Showing posts with label autumn quilts. Show all posts
Showing posts with label autumn quilts. Show all posts

Sunday, December 13, 2020

The Owl's Tree


The Owl’s Tree
Quilt No. 132
October 2020

This quilt ended up with exactly zero of the pieces it started out with. It redefined the term “fall”, as pieces fell from favour and were eliminated from the quilt. 

I started out with the Time to Harvest Fall fabric panel.  I have a love/hate relationship with panels – their design often baffles me. My first beef:  why do fabric designers make panels with pictures of unequal sizes?  There is no easy way to cut them apart and sew them into a quilt.  So…the very thing they are intended for – simplicity – is thwarted.  Clearly this is a conspiracy to force us to get out our rulers and calculators and add bits and pieces (alias sashing) until we have a set of blocks that are all the same size and can now be assembled into a whole.  The unlike-sized units on the fabric panel are creatively flustering. Usually, things are deliberately made into standard sized units – charm squares, jellyrolls, bolts of fabric.  Even strips of bacon are all the same length, well, at least until you cook them.

I once had a snowman panel printed with pictures.
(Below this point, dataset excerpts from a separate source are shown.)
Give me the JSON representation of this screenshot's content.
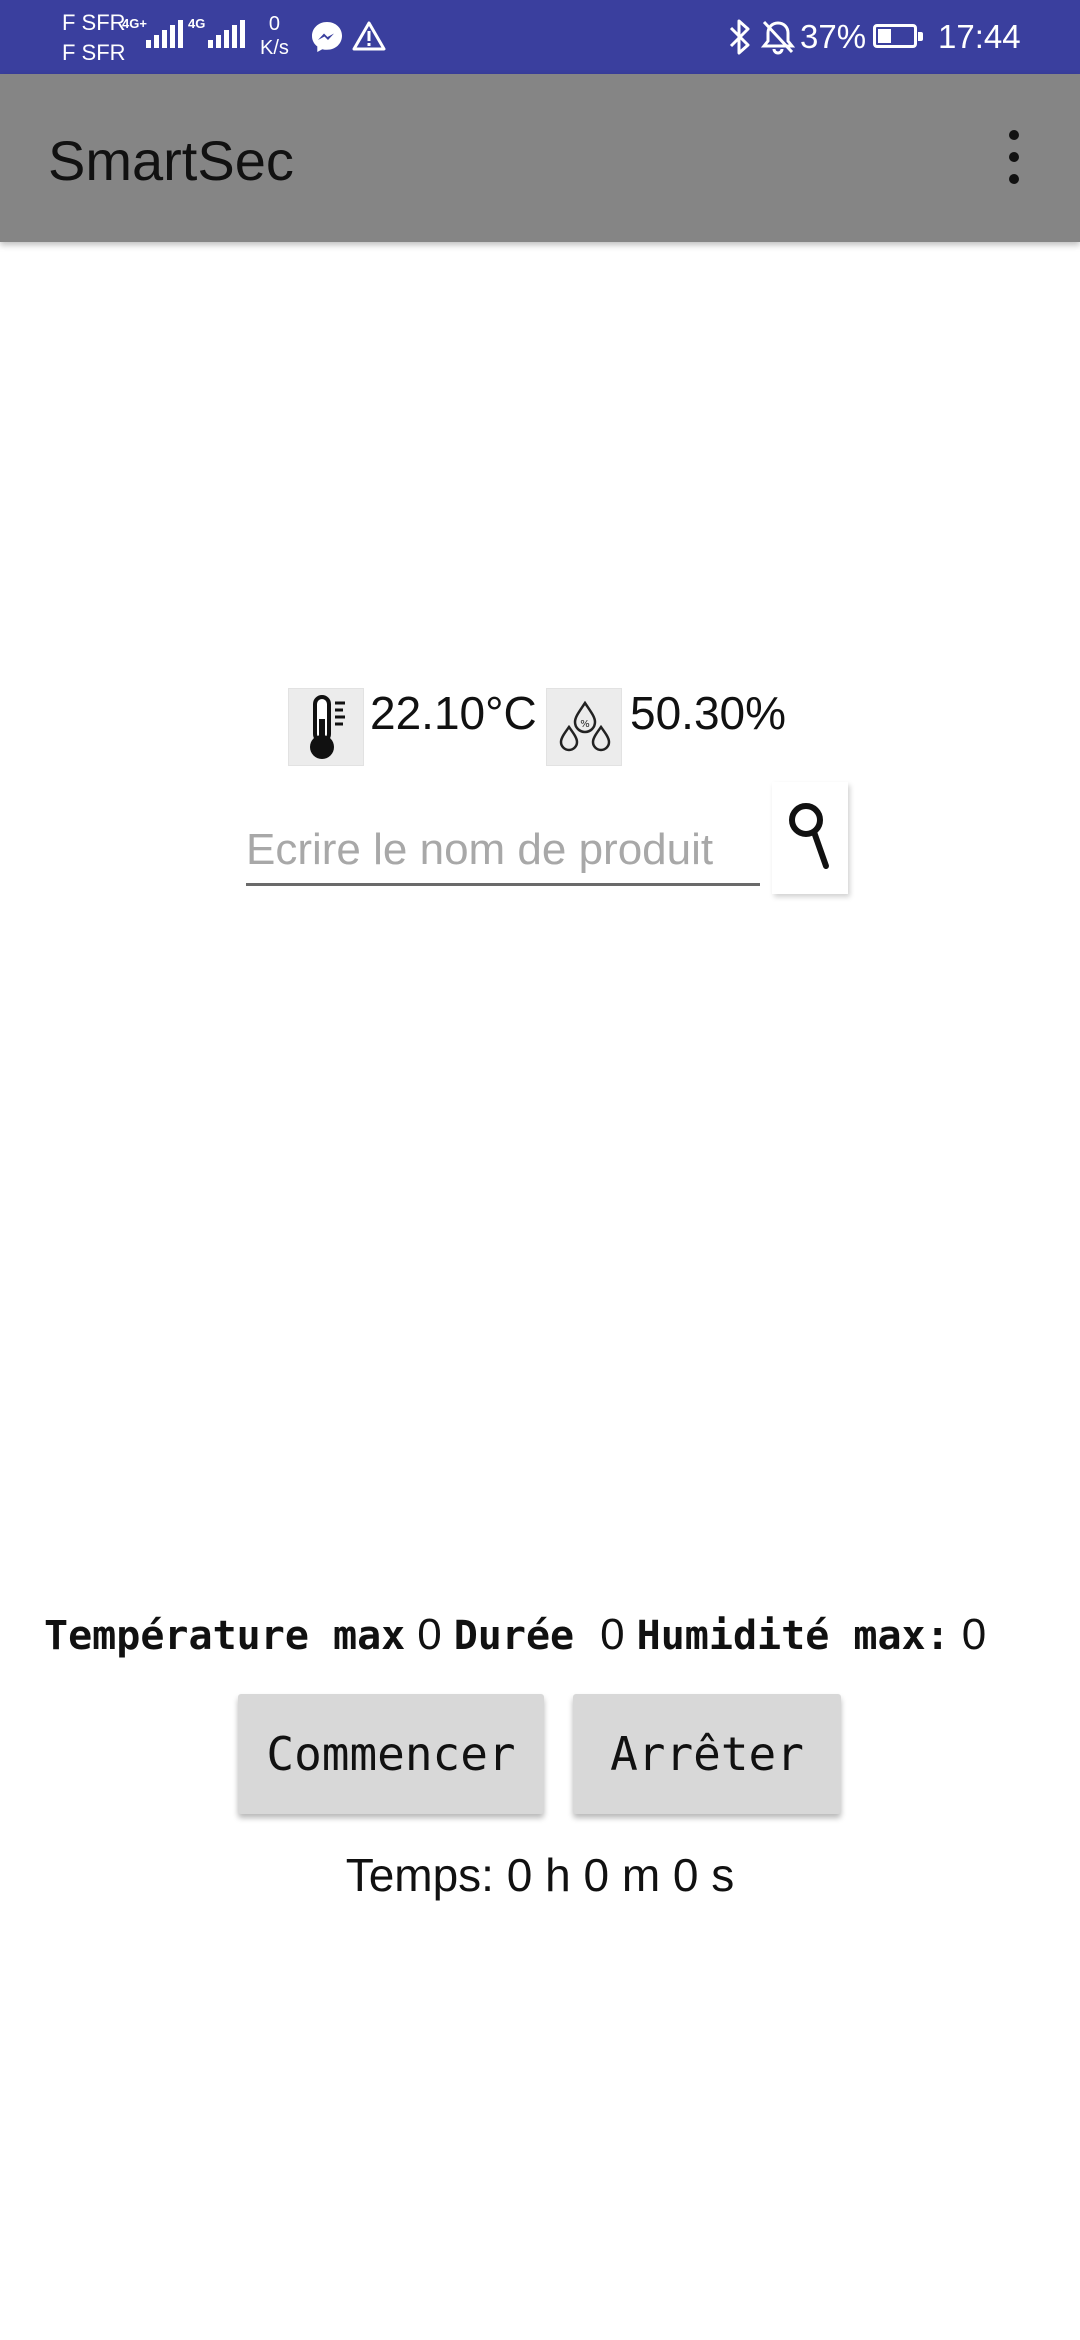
{
  "status_bar": {
    "carrier_1": "F SFR",
    "carrier_2": "F SFR",
    "network_1": "4G+",
    "network_2": "4G",
    "speed_value": "0",
    "speed_unit": "K/s",
    "battery_percent": "37%",
    "battery_level": 0.37,
    "time": "17:44",
    "icons": [
      "messenger-icon",
      "warning-icon",
      "bluetooth-icon",
      "bell-off-icon",
      "battery-icon"
    ]
  },
  "app_bar": {
    "title": "SmartSec",
    "menu_icon": "overflow-menu-icon"
  },
  "sensors": {
    "temperature": "22.10°C",
    "humidity": "50.30%",
    "temperature_icon": "thermometer-icon",
    "humidity_icon": "humidity-drops-icon"
  },
  "search": {
    "placeholder": "Ecrire le nom de produit",
    "value": "",
    "icon": "search-icon"
  },
  "parameters": {
    "temp_max_label": "Température max",
    "temp_max_value": "0",
    "duration_label": "Durée",
    "duration_value": "0",
    "humidity_max_label": "Humidité max:",
    "humidity_max_value": "0"
  },
  "buttons": {
    "start_label": "Commencer",
    "stop_label": "Arrêter"
  },
  "timer": {
    "text": "Temps: 0 h 0 m 0 s"
  }
}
No two pictures were the same size.  I cut the various snowman pictures out, trying numerous unsatisfactory configurations until my crowning achievement was a Ziploc bag of frayed snowmen parts.  The arranging and rearranging of these shards played out over many sessions and lasted for years. At the end of it I had a single postcard quilt and a bag of bits that continues to make me groan with despair every time I come across it.

 Fabric panels can have a further frustrating challenge.  They’re are often printed with barely half an inch between the individual pictures. It’s also common to have a different colour border printed around each picture.  Being fabric, a certain degree of wonkiness invariably creeps in during the printing process.  The squares are never quite square enough to cut out without a bit of compulsory weeping. That elusive one quarter inch that is needed to cut out and sew the pictures onto the mandatory sashing strips can be impossible to find. 
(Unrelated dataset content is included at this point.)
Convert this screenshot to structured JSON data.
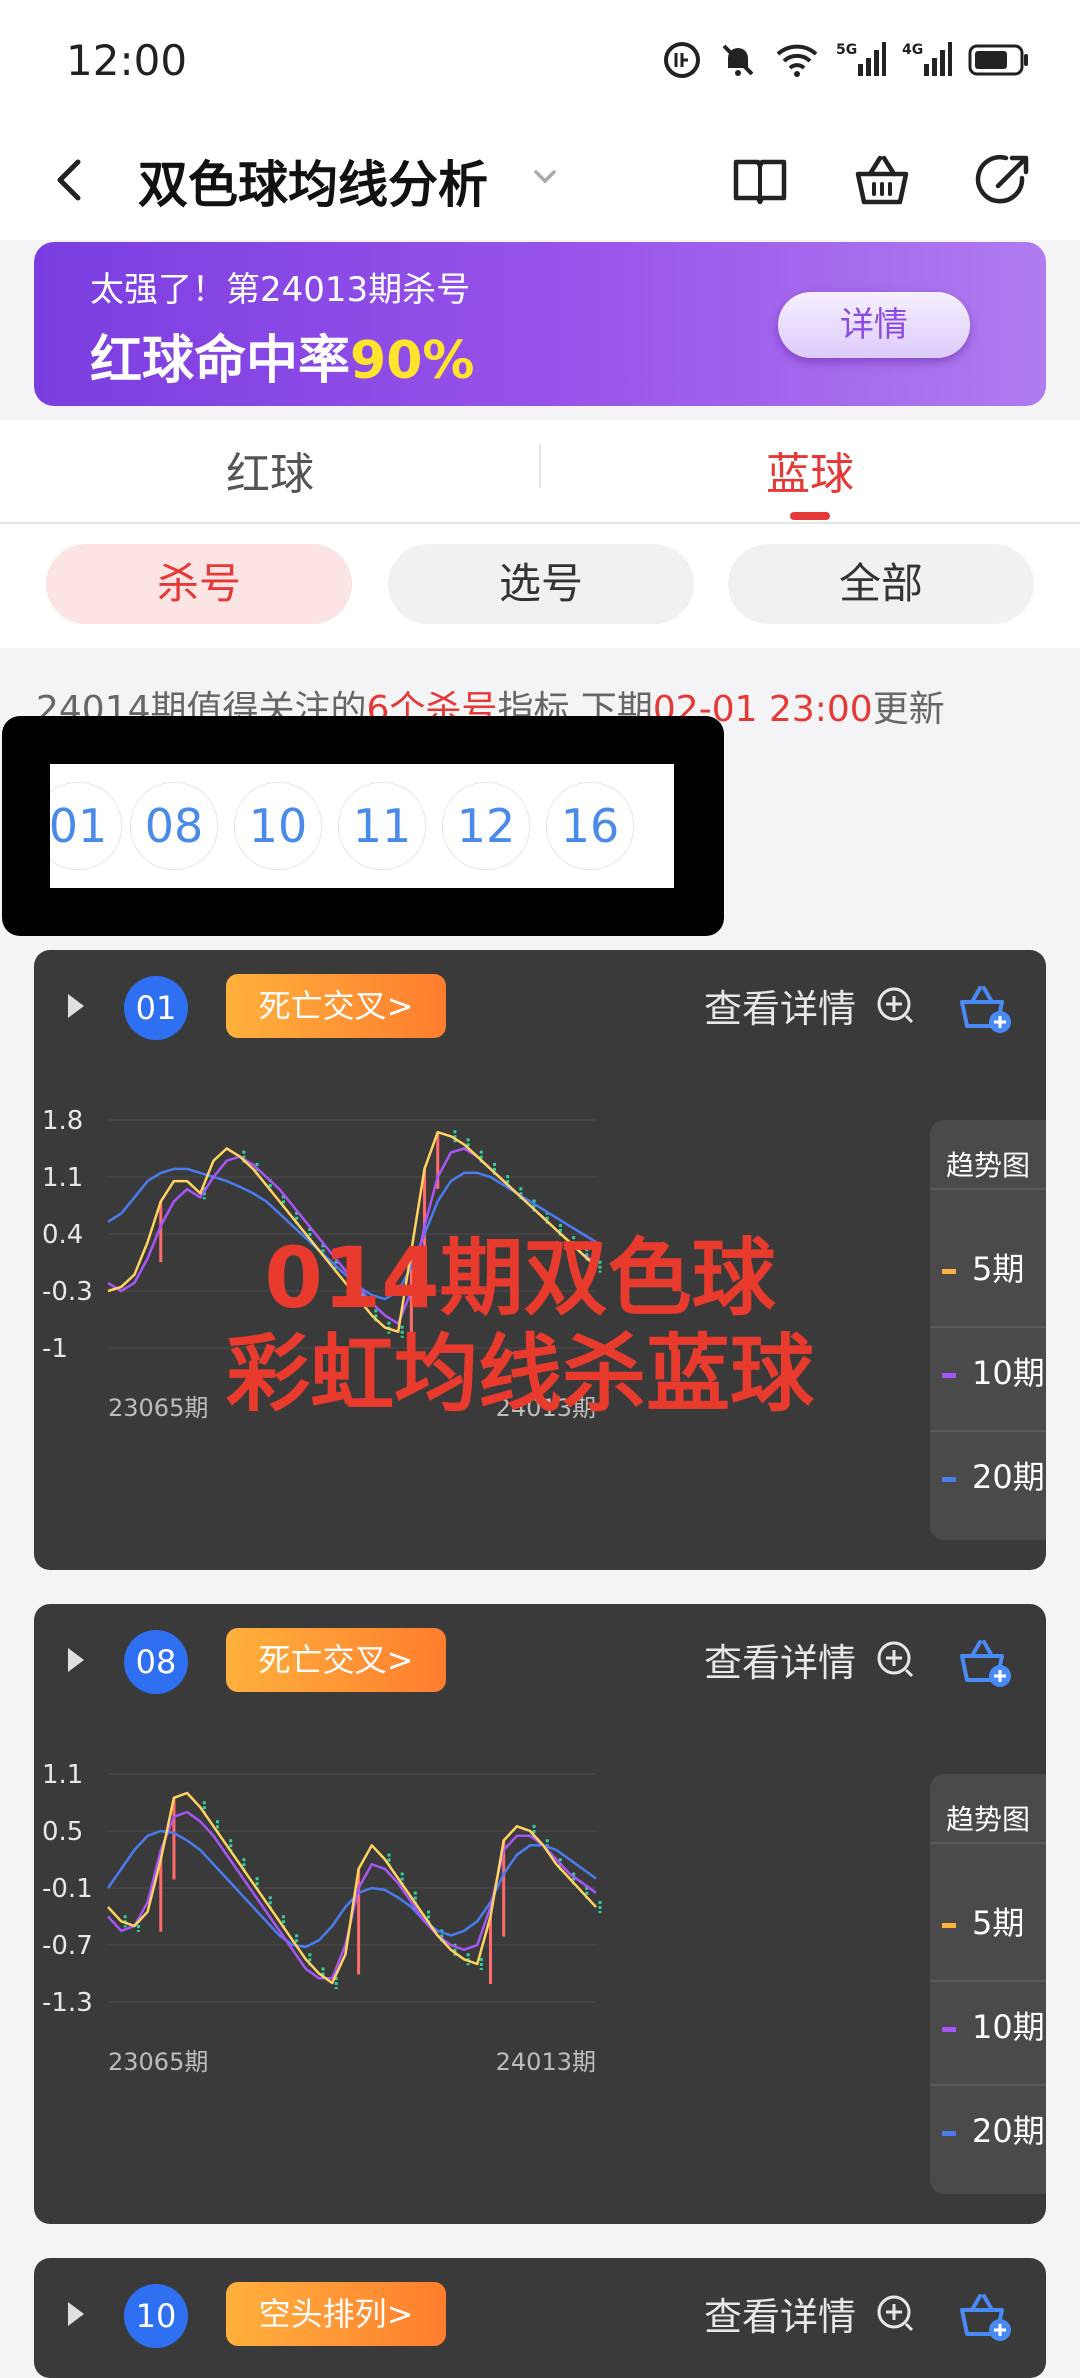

None of the picture fabric from the Harvest panel ended up in the quilt, despite my best efforts with sashing.  The pieces were ultimately torn out and sacrificed in a desperate attempt to throw a life line to the central owl/tree block. That block came from a pattern in the Piecemaker’s Quilt Calendar from 1997, proving yet again my father’s sage advice that if you keep something for twenty years, you will use it.  However, I would have to say that did not always ring true.  The giant stone millwheel he brought home from the dump exceeded the twenty-year-use-clause, but was ultimately just too big to cart back to the dump. At least it made a good conversation piece, propped against the house.  For the first five years.
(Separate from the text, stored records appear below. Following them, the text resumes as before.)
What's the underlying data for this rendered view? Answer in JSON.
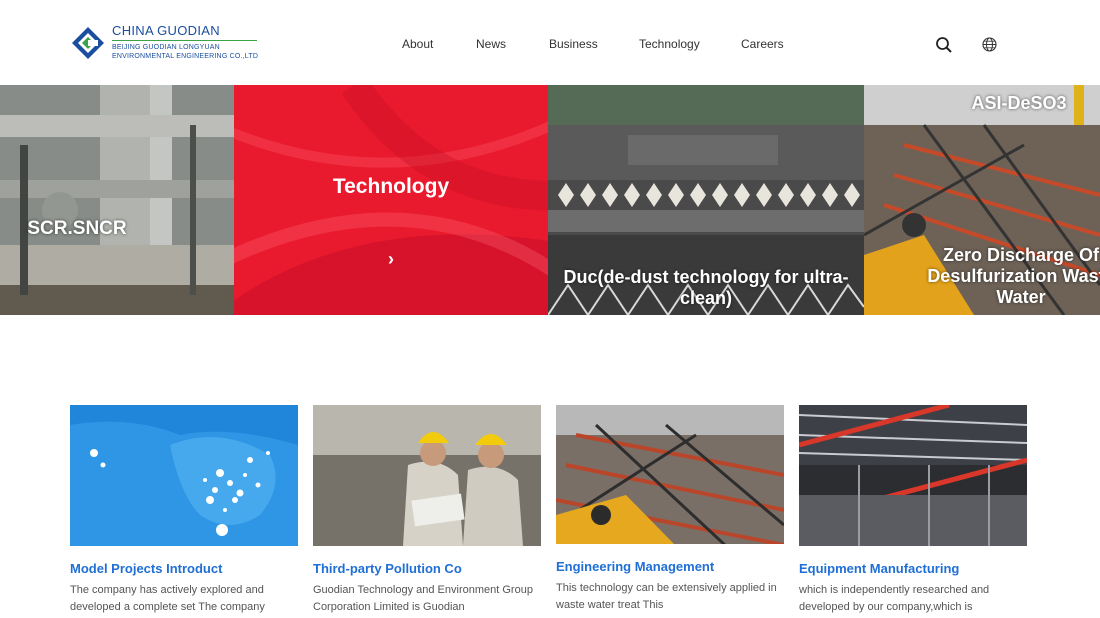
{
  "header": {
    "logo": {
      "title": "CHINA GUODIAN",
      "sub1": "BEIJING GUODIAN LONGYUAN",
      "sub2": "ENVIRONMENTAL ENGINEERING CO.,LTD"
    },
    "nav": [
      "About",
      "News",
      "Business",
      "Technology",
      "Careers"
    ],
    "icons": [
      "search-icon",
      "globe-icon"
    ]
  },
  "banner": {
    "panels": [
      {
        "title": "SCR.SNCR"
      },
      {
        "title": "Technology",
        "arrow": "›"
      },
      {
        "title": "Duc(de-dust technology for ultra-clean)"
      },
      {
        "title_top": "ASI-DeSO3",
        "title_bottom": "Zero Discharge Of Desulfurization Waste Water"
      }
    ]
  },
  "cards": [
    {
      "title": "Model Projects Introduct",
      "text": "The company has actively explored and developed a complete set The company"
    },
    {
      "title": "Third-party Pollution Co",
      "text": "Guodian Technology and Environment Group Corporation Limited is Guodian"
    },
    {
      "title": "Engineering Management",
      "text": "This technology can be extensively applied in waste water treat This"
    },
    {
      "title": "Equipment Manufacturing",
      "text": "which is independently researched and developed by our company,which is"
    }
  ],
  "colors": {
    "accent": "#1f6fd6",
    "technology_panel": "#e8192c",
    "logo_blue": "#1a4fa0",
    "logo_green": "#3aa34a"
  }
}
To finish the owl quilt, I used another panel, the Autumn Dream Big Leaf Panel from Hoffman. 


This was an impulse buy (my husband’s impulse, not mine), and ended up being yet another panel that I had no idea how to use.  My fabric panel collection is one of my favourites. It must be, because it now occupies more than one box. I keep repeating the same mistake of being seduced by panels that look pretty but offer no obvious way to be used.  I have a friend who says that we are doomed to make the same mistake over and over until we learn the lesson.  She just didn’t tell me that I would accumulate a number of boxes during that lesson.

I cut the leaf panel to make a border for the owl block, using appliqued pieces to hide the seams and/or complete the leaves into whole shapes.  Everything matched up nicely, but the leaves dominated the piece and the tree block receded into visual obscurity.  It was just life real life, where I could never quite pick out the owl in the tree. I eventually hit on the idea of appliqueing the brown fabric into what looks like a border between the block and the leaves.  This tamed the beast enough that I could live with it.

The owl reappeared and settled into his tree and sighed, glad to be done with it all.

This piece was rescued from the original Harvest quilt panel.